Un coro de murmullos bajos ofreció lo que debía de ser un asentimiento.

»Vos no, sacerdote, pero da igual –le dijo Tyl Loesp al clérigo–. Continuad con la lectura si tenéis la bondad. –El sacerdote hizo lo que le mandaban con los ojos muy abiertos. El ayudante del médico se quedó mirando al rey y después alzó los ojos hacia el médico, que le devolvió la mirada.

–¡Loesp! –exclamó el rey, que había recuperado parte de su antigua autoridad–. ¿Qué significa este insulto? ¿Y encima insultas a mi hijo muerto? ¿Qué monstruosidad de...?

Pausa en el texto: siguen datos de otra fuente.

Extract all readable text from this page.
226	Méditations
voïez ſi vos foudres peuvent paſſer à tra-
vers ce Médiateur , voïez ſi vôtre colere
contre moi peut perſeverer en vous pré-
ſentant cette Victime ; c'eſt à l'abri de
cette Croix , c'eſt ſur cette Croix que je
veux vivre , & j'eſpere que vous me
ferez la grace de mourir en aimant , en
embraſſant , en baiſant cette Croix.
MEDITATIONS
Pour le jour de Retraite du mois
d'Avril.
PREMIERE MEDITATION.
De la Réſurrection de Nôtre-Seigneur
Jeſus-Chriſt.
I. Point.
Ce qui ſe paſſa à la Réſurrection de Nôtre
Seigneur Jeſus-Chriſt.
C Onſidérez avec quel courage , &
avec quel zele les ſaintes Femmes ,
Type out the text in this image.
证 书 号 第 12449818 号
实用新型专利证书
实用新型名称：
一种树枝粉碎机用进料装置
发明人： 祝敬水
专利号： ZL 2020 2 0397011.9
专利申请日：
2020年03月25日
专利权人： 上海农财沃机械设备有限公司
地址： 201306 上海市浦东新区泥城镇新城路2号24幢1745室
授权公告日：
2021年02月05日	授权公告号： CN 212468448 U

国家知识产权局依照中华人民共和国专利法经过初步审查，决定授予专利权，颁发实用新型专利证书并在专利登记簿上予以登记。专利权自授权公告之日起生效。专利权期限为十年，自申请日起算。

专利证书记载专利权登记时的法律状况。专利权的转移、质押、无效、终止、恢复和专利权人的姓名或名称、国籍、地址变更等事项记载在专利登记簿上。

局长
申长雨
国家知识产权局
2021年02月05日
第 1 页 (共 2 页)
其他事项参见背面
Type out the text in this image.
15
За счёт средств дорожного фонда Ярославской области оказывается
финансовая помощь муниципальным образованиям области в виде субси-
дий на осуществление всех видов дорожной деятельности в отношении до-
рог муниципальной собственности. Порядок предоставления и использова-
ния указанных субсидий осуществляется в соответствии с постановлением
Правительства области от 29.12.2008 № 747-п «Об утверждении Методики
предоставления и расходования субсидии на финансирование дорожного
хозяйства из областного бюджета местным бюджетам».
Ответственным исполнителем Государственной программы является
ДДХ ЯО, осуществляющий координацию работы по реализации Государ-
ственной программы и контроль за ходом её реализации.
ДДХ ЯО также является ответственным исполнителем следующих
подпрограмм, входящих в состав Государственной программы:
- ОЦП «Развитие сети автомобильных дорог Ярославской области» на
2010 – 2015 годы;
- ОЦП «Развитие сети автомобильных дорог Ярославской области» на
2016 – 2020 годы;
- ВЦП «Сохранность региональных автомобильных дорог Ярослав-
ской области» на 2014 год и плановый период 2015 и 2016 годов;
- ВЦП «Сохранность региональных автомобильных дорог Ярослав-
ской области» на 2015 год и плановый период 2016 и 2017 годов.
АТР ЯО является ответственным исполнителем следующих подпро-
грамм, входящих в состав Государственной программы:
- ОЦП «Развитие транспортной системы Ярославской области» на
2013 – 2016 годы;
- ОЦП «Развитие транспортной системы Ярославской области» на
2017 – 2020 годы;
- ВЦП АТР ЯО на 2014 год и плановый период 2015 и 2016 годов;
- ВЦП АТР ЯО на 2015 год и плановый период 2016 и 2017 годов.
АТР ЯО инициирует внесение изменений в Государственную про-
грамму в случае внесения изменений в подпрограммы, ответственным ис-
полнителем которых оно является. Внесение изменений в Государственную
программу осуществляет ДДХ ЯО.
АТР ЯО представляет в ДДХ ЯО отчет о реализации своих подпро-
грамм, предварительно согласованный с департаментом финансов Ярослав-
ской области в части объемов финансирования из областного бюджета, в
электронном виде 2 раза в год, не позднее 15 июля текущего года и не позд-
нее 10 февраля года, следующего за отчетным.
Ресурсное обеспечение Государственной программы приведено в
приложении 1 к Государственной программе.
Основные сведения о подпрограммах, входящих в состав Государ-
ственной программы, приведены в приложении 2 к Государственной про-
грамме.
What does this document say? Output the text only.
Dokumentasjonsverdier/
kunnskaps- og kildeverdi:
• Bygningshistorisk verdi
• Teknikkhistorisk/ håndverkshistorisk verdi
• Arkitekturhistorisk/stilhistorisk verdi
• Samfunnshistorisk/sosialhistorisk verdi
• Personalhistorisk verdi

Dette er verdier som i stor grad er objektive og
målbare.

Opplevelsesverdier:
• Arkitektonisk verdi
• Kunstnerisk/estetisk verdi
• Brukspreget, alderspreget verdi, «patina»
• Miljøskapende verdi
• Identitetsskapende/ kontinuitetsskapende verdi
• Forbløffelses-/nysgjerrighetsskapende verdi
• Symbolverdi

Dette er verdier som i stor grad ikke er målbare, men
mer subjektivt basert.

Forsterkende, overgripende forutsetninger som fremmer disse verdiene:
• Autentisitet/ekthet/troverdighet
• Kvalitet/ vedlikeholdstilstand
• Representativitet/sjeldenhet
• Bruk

–Oh, cállate ya. –Tyl Loesp dejó el yelmo a sus pies y se inclinó un poco más, apoyó las mejillas en los nudillos y posó los codos protegidos por la cota de malla en el pecho del rey, todavía cubierto por la armadura; una falta de respeto sin precedentes que a Ferbin le pareció casi más escandalosa que todo lo que había oído hasta entonces. El rey hizo una mueca y resolló un poco. A Ferbin le pareció oír algo que burbujeaba. El médico había terminado de exponer la herida del costado del rey.

»Significa que ese cabroncete miedica está muerto, viejo cretino. –Tyl Loesp se dirigía a su único amo y señor como si fuese un simple mendigo–. Y, si por algún milagro no lo está, no tardará en estarlo. Al jovencito creo que lo mantendré con vida de momento, en mi calidad de regente. Aunque me temo que el pobre, callado y estudioso Oramen quizá no viva lo suficiente para ascender al trono. Dicen que al chico le interesan las matemáticas. A mí no (salvo, como a ti, por el papel que desempeña la trayectoria en la caída de un disparo), sin embargo yo calcularía que sus posibilidades de llegar a ver su próximo cumpleaños, y por tanto su mayoría de edad, van menguando por momentos a medida que se acerca el acontecimiento.

–¿Qué? –jadeó el rey, al que le costaba respirar–. ¡Loesp! Loesp por piedad...

–No –dijo Loesp, apoyándose todavía más en la curva de color rojo sangre de la armadura y haciendo que el rey gimiese–. Nada de piedad, mi querido, viejo y lerdo guerrero. Ya has hecho tu parte, has ganado tu guerra. Eso es monumento y epitafio suficiente, tu momento ha llegado a su fin. Pero nada de piedad, señor, de eso nada. Voy a ordenar que todos los prisioneros hechos hoy sean pasados a cuchillo con toda celeridad y que el Noveno sea invadido con la mayor severidad, de modo que alcantarillas y ríos (cielos, hasta los molinos de agua, por lo que a mí respecta) corran rojos de sangre, y me atrevería incluso a decir que los chillidos serán terribles. Y todo en tu nombre, mi valiente príncipe. En venganza. Y también por los idiotas de tus hijos, si quieres. –Tyl Loesp acercó mucho su cara a la del rey y le gritó:– ¡Se acabó el juego, viejo zoquete! ¡Que fue siempre más grande de lo que nunca imaginaste! –Después se apoyó otra vez en el pecho del rey para incorporarse, con lo que el hombre postrado volvió a gemir. Tyl Loesp le hizo un gesto con la cabeza al médico, que, tras tragar saliva de forma más que visible, estiró la mano con un instrumento de metal y lo metió en la herida que tenía en el costado el monarca, que se estremeció y chilló.